Kommentar: Eine Kaufprämie nur für Elektroautos ist eine schwere Niederlage für die Branche

Die Pkw-Nachfrage ist auf das Niveau von 1991 gesunken, die Stimmung ist schlechter als während der Finanzkrise.
Lange wurde gestritten, nun steht fest: Die Bundesregierung lehnt in ihrem Mittwochabend beschlossenen Konjunkturpaket Subventionen für den Kauf von Autos mit Verbrennungsmotor ab.
Dass nun nur die bestehende Kaufprämie für Elektroautos und teilelektrische Fahrzeuge auf bis zu 6000 Euro verdoppelt wird, ist nach den ebenso forschen wie lautstarken Forderungen von Verbandspräsidentin Hildegard Müller und den Auto-Chefs eine Überraschung – und eine schwere Niederlage für die Branche. Auch wenn mit Plug-in-Hybrid-Modellen auch Verbrennungsmotoren indirekt gefördert werden.
Wochenlang hatten die Chefs von Volkswagen, Daimler und BMW für staatliche Hilfen geworben, um den Pkw-Absatz wieder anzukurbeln. „Wir brauchen dringend ein Konjunkturprogramm für die Autoindustrie“, forderte VW-Chef Herbert Diess.
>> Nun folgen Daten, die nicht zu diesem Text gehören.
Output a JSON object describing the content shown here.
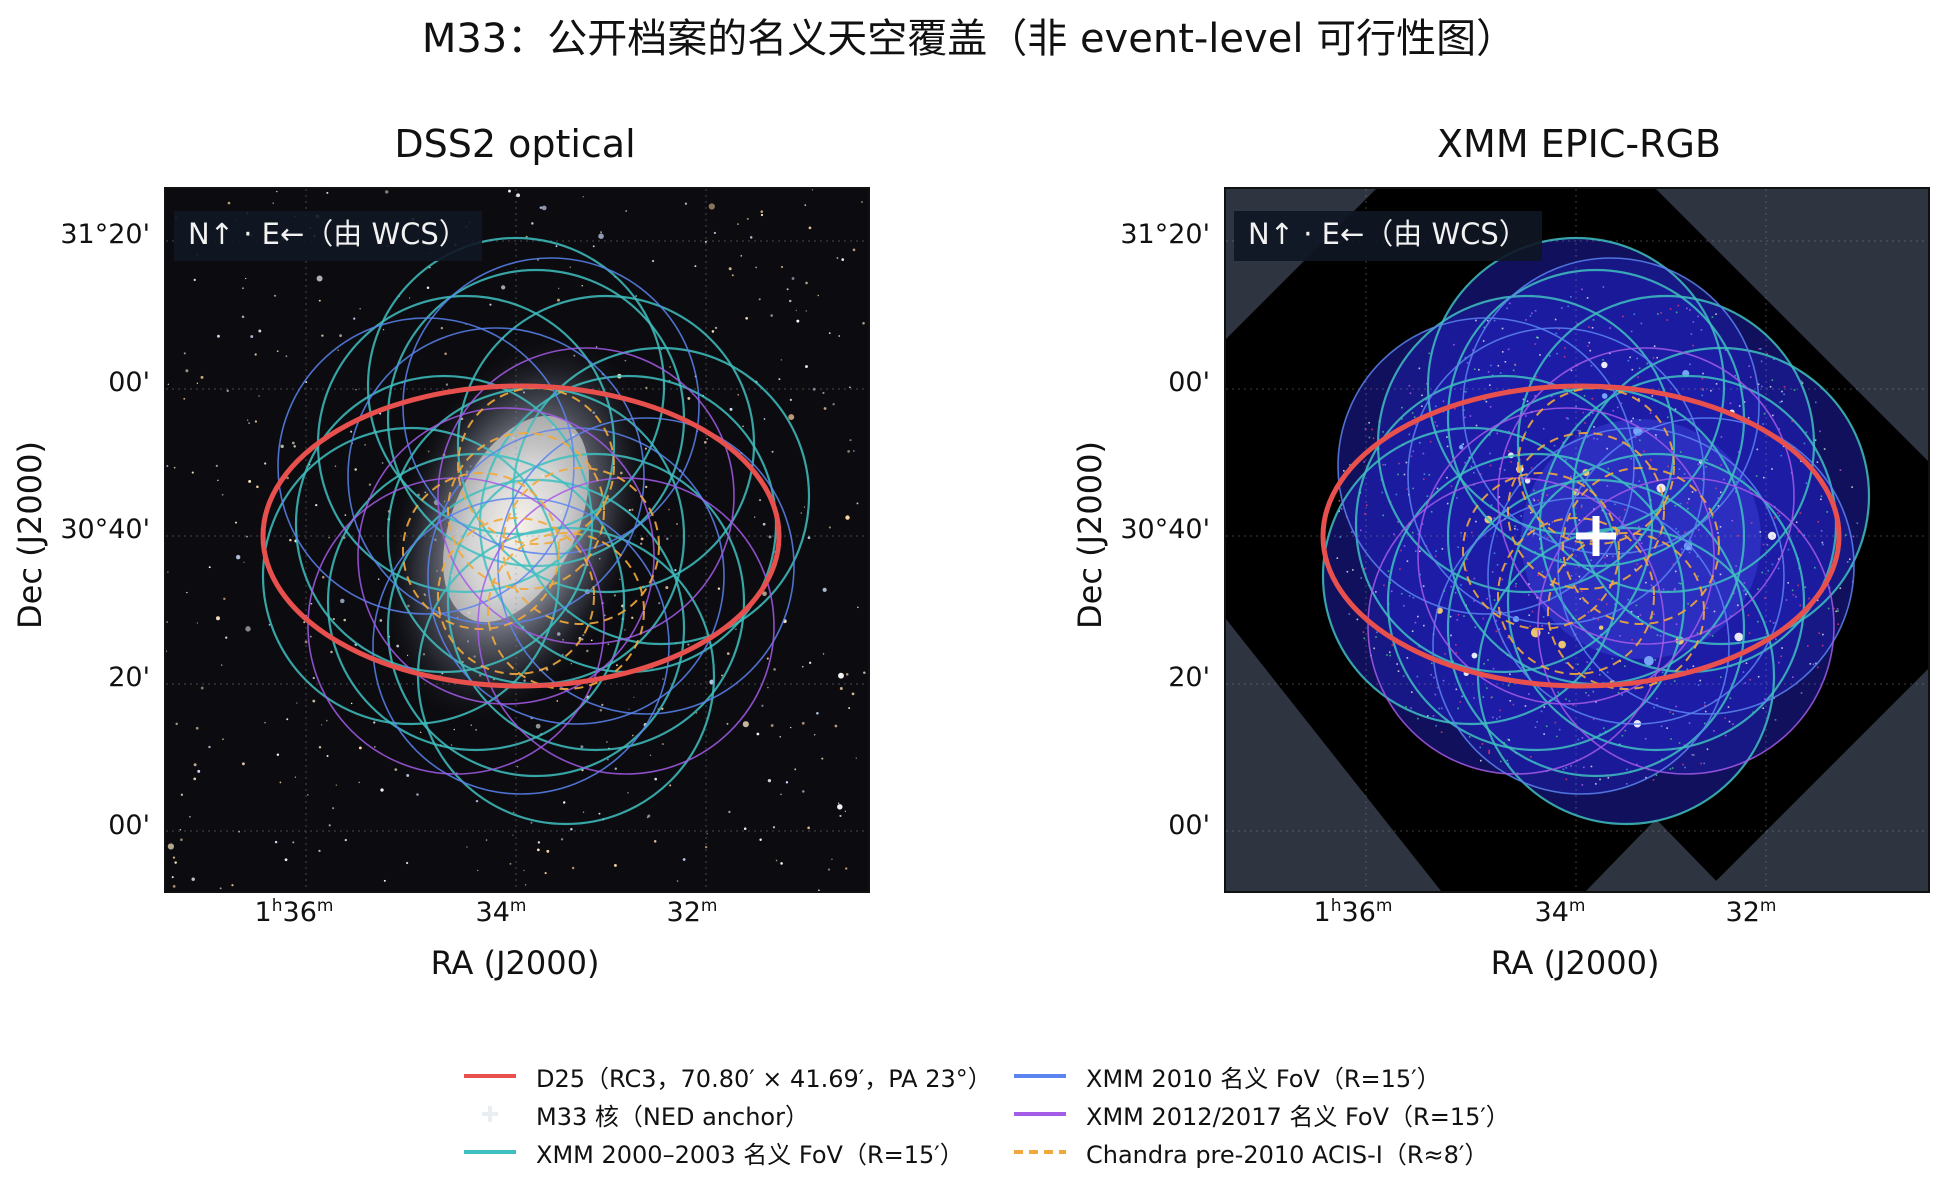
{
  "title": "M33：公开档案的名义天空覆盖（非 event-level 可行性图）",
  "panels": [
    {
      "title": "DSS2 optical",
      "orientation_label": "N↑ · E←（由 WCS）"
    },
    {
      "title": "XMM EPIC-RGB",
      "orientation_label": "N↑ · E←（由 WCS）"
    }
  ],
  "axes": {
    "xlabel": "RA (J2000)",
    "ylabel": "Dec (J2000)",
    "yticks": [
      "31°20'",
      "00'",
      "30°40'",
      "20'",
      "00'"
    ],
    "xticks": [
      {
        "major": "1",
        "sup1": "h",
        "minor": "36",
        "sup2": "m"
      },
      {
        "major": "",
        "sup1": "",
        "minor": "34",
        "sup2": "m"
      },
      {
        "major": "",
        "sup1": "",
        "minor": "32",
        "sup2": "m"
      }
    ]
  },
  "legend": [
    {
      "label": "D25（RC3，70.80′ × 41.69′，PA 23°）",
      "style": "solid",
      "color": "#e8504e"
    },
    {
      "label": "M33 核（NED anchor）",
      "style": "plus",
      "color": "#e9eef2"
    },
    {
      "label": "XMM 2000–2003 名义 FoV（R=15′）",
      "style": "solid",
      "color": "#3fbfbf"
    },
    {
      "label": "XMM 2010 名义 FoV（R=15′）",
      "style": "solid",
      "color": "#5b84ee"
    },
    {
      "label": "XMM 2012/2017 名义 FoV（R=15′）",
      "style": "solid",
      "color": "#a45be8"
    },
    {
      "label": "Chandra pre-2010 ACIS-I（R≈8′）",
      "style": "dashed",
      "color": "#f2a93b"
    }
  ],
  "colors": {
    "d25": "#e8504e",
    "xmm_2000_2003": "#3fbfbf",
    "xmm_2010": "#5b84ee",
    "xmm_2012_2017": "#a45be8",
    "chandra": "#f2a93b",
    "nucleus": "#ffffff",
    "panel_bg_optical": "#0c0c10",
    "panel_bg_xmm": "#000000",
    "panel_blank": "#2e3440"
  },
  "icons": [
    "plus-marker-icon",
    "north-arrow-icon",
    "east-arrow-icon"
  ]
}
Als wirksamstes Mittel dafür schwebte Daimler-CEO Ola Källenius eine möglichst einfache Kaufprämie vor – „pauschal für alle Produkte“. Diesel, Benziner, Hybride und Elektroautos sollten gleichermaßen subventioniert werden, befand auch BMW-Boss Oliver Zipse.
Doch die Lenker der drei Dax-Konzerne fanden dieses Mal kein Gehör in Berlin. Das ist umso erstaunlicher angesichts der desolaten Lage: Die Leitindustrie leidet massiv in der Coronakrise – und mit ihr die deutsche Wirtschaft. Die Pkw-Nachfrage ist auf das Niveau von 1991 gesunken, die Stimmung ist schlechter als während der Finanzkrise.
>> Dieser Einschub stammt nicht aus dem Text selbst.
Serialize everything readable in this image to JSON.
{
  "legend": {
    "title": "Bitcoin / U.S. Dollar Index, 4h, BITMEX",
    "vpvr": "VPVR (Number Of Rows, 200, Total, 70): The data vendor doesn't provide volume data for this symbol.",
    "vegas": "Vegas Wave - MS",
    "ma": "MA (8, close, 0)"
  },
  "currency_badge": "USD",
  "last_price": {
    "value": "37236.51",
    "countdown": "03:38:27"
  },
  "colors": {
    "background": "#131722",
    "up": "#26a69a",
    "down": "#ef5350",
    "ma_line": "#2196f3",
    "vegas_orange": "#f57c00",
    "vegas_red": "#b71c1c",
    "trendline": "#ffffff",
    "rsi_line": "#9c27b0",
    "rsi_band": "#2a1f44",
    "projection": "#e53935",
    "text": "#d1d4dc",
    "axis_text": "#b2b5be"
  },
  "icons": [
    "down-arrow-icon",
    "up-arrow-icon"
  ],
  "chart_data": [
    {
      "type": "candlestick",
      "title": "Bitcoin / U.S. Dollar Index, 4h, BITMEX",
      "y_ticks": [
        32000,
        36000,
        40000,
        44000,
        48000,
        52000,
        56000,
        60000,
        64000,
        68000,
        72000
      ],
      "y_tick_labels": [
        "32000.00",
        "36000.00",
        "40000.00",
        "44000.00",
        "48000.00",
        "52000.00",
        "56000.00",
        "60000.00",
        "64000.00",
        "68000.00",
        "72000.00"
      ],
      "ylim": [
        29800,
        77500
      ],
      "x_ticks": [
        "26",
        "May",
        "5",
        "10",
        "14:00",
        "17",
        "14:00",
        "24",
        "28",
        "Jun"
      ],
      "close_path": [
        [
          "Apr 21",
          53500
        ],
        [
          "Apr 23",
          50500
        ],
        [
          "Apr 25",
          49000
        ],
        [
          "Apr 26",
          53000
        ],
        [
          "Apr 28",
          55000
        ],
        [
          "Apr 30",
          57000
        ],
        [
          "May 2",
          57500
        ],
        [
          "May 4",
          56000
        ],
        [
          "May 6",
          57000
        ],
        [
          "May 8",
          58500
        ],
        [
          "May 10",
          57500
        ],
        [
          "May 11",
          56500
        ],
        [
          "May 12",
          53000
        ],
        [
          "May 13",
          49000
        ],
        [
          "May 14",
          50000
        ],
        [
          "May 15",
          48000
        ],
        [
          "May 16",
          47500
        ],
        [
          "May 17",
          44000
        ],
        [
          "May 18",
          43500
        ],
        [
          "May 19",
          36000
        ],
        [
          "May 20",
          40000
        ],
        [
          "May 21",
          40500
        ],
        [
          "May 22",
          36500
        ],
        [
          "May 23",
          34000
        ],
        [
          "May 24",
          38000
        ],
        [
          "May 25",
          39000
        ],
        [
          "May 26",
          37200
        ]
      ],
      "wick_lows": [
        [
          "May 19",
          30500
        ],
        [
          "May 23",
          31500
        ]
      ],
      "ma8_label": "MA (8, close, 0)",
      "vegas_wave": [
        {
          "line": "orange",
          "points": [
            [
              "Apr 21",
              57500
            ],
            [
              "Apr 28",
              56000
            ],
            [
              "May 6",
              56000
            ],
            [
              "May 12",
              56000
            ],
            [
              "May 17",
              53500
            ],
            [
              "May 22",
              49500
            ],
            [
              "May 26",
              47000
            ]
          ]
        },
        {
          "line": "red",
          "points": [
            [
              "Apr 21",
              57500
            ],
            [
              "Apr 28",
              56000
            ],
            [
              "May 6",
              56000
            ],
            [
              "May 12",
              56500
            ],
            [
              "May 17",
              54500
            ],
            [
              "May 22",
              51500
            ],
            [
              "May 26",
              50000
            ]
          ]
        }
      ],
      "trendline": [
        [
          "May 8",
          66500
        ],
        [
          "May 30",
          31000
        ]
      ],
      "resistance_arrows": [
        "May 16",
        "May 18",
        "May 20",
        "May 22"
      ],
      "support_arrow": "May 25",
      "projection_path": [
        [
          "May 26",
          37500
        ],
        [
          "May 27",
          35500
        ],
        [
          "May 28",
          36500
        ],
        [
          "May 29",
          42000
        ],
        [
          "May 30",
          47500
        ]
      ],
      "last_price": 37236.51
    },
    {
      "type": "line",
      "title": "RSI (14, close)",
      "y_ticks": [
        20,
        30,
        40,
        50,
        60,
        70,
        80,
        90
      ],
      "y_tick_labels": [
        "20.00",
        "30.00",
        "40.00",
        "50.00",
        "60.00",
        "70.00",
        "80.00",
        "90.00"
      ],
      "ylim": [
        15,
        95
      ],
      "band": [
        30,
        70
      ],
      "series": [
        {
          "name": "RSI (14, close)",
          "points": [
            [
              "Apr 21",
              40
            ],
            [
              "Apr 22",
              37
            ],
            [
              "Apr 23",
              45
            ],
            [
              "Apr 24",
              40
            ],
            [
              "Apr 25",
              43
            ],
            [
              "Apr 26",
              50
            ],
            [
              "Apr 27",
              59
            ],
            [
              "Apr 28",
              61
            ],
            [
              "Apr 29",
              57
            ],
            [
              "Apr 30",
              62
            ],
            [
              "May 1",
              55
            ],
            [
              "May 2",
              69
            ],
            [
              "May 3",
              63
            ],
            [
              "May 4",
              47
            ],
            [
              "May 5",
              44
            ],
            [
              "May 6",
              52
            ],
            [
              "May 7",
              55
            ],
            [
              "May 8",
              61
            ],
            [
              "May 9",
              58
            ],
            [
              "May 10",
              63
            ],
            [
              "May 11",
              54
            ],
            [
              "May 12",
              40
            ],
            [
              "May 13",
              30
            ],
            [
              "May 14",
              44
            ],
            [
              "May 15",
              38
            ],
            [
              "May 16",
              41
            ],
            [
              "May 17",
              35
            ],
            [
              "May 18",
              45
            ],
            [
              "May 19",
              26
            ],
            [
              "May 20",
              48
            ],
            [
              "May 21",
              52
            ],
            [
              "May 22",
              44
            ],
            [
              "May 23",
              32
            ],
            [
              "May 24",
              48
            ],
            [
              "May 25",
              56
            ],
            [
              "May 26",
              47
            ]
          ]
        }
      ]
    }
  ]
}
Wer bei dem 57 Punkte umfassenden Beschlusspapier der Koalition zwischen den Zeilen liest, könnte sogar eine kleine Spitze entdecken. Unter Punkt 35, in dem es um die Maßnahmen zur Stärkung der Mobilität geht, heißt es unter anderem, hierzu solle „der Strukturwandel der Automobilindustrie begleitet“ werden. Ein Schelm, wer dabei an „beschleunigt“ denkt.
Denn obwohl die deutsche Autoindustrie mehr als ein Drittel der gesamten weltweiten Ausgaben für Forschung und Entwicklung der Branche beisteuert, hat sie die erste Runde der Elektromobilität verschlafen. Der Dieselskandal hat obendrein Ansehen und Vertrauen gekostet.
Die Entscheidung der Politik gegen eine Kaufprämie für alle Antriebsraten zeigt, dass der Einfluss der mächtigen Industrie bröckelt und längst nicht mehr so stark ist wie noch vor ein paar Jahren. Die Branche und ihre Vertreter können sich nicht mehr auf die bedingungslose Unterstützung aus den Berliner Reihen verlassen. Und das ist auch gut so.